Alma Johansson, Leslie A. Davis und Oscar Heizer gehören zu den historischen Zeugen, deren Beschreibungen der Dokumentarfilmer Eric Friedler in Archiven weltweit aufgespürt und in seinem preisgekrönten Film "Aghet" zu einem erschütternden Dokument zusammengefügt hat. Aghet, das ist das armenische Wort für "Katastrophe".

Aber es geht nicht nur um Worte. Bei Worten geht es niemals nur um Worte. Wer sich dem Diktat des Tabus beugt, wer beschweigt, was den Armeniern angetan wurde, wer nicht aussprechen will, dass es sich dabei um einen Völkermord handelt, der wiederholt sprachlich die armenische Erfahrung der Negation. Im Moment des Erinnerns wird exakt das verdrängt, dessen gedacht werden soll. "Es gibt keinen Genozid ohne Leugnung", schreibt Marc Nichanian, Professor für armenische Sprache und Literatur an der Columbia University New York. "Mehr noch: Das Wesen des Genozids ist die Leugnung."

Solange der Völkermord an den Armeniern nicht so genannt wird, so lange müssen die Armenier beweisen, was ihnen widerfahren ist: Wieder und wieder müssen sie Belege anführen, wie das Osmanische Reich von christlichen Armeniern "gereinigt" wurde, müssen wiederholen, wie armenische Frauen vergewaltigt, armenischen Kindern die Hände abgehackt, armenische Familien, Männer wie Frauen, massakriert und auf Todesmärsche getrieben wurden. Solange der Völkermord an den Armeniern nicht anerkannt wird, so lange werden Armenier eingeschlossen in einer endlosen Zeitschleife, sie werden gebunden an die schreckliche Tat, die sie beweisen müssen - und so werden sie am Trauern gehindert.

Es mag gute Gründe geben, die befreundete türkische Regierung nicht diplomatisch bedrängen zu wollen. Eine ernsthafte Kultur des Erinnerns an historische Verbrechen lässt sich nur schwer von außen verordnen, wenn die Schuld nicht verstanden oder eingestanden wird. Aber muss man sich deswegen als Parlamentarier der Bundesrepublik das eigene Denken und Sprechen versagen? Gibt es neben der Verbundenheit mit der türkischen Regierung nicht auch eine Verbundenheit mit den Armeniern und all jenen in der türkischen Zivilgesellschaft, die ihr Leben und ihre Freiheit riskiert haben, indem sie sich der Verantwortung des Erinnerns an den Völkermord an den Armeniern stellen?
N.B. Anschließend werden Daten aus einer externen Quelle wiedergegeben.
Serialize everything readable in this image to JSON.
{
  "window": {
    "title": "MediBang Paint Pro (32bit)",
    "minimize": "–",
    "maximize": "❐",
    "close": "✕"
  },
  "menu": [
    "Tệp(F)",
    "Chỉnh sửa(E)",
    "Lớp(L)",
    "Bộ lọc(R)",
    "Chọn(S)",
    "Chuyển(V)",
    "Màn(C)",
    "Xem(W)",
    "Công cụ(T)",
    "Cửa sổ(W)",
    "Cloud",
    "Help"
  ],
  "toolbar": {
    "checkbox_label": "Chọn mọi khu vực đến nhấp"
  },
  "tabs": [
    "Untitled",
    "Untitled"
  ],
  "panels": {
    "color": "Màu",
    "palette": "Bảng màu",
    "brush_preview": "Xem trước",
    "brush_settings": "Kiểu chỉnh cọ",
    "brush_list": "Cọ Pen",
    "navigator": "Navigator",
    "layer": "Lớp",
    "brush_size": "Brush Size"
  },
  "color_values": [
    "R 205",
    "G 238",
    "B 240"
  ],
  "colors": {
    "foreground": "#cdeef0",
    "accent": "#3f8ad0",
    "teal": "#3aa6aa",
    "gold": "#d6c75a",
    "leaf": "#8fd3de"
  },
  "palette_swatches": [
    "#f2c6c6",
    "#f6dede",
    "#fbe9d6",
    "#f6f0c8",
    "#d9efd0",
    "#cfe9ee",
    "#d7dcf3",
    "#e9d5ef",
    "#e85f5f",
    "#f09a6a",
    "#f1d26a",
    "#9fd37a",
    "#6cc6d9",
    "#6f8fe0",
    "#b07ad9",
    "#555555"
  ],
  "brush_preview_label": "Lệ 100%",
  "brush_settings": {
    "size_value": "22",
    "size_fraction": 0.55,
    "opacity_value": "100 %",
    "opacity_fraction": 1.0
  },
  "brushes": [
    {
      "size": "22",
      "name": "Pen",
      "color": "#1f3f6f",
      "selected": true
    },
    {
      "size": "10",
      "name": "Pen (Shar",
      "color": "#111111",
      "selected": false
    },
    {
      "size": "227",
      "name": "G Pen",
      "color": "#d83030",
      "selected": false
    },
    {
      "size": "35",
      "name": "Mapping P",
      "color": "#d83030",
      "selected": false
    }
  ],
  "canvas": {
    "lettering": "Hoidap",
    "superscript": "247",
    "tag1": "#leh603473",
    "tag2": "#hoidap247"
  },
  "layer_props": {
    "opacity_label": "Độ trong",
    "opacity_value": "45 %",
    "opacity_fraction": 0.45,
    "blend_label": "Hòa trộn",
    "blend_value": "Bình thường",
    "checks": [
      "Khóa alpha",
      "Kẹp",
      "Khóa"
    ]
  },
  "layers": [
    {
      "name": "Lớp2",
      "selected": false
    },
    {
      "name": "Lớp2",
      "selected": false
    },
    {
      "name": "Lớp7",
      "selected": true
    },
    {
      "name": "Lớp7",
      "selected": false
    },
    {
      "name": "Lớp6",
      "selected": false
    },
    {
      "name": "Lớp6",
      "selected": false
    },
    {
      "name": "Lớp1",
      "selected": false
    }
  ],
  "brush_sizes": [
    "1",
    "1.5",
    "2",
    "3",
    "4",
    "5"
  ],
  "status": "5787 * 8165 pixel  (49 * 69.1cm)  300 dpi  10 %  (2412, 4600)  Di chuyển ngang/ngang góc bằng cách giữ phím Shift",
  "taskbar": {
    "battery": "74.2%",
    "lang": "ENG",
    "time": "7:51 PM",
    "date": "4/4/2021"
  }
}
Gewiss, die Abgeordneten des deutschen Bundestags sind nach Artikel 38 des Grundgesetzes nicht an Weisungen gebunden, sondern allein ihrem Gewissen verpflichtet. Aber gibt es nicht auch eine Pflicht dem eigenen historischen Wissen gegenüber, die vor bestimmten Formen nicht nur ethischer, sondern auch analytischer Selbstverstümmelung bewahren sollte?

Beim Gedenken an den Genozid an den Armeniern ist schließlich nicht allein die Rolle des Osmanischen Reiches, sondern auch die eigene Rolle zu vergegenwärtigen. Das Tabu verdrängt nicht nur das Verbrechen der anderen, sondern auch das eigene Wegschauen. Friedrich Freiherr Kress von Kressenstein, von 1915 bis 1917 Kommandeur des Deutsch-Türkischen Expeditionskorps, beschrieb die damalige deutsche Haltung so: "Wir Deutschen, Soldaten und Zivilisten, fanden es unbegreiflich und waren empört darüber, dass die deutsche Regierung nicht von den Türken abrückte, sondern durch ihr Stillschweigen uns Deutsche gewissermaßen in moralische Mitschuld nahm."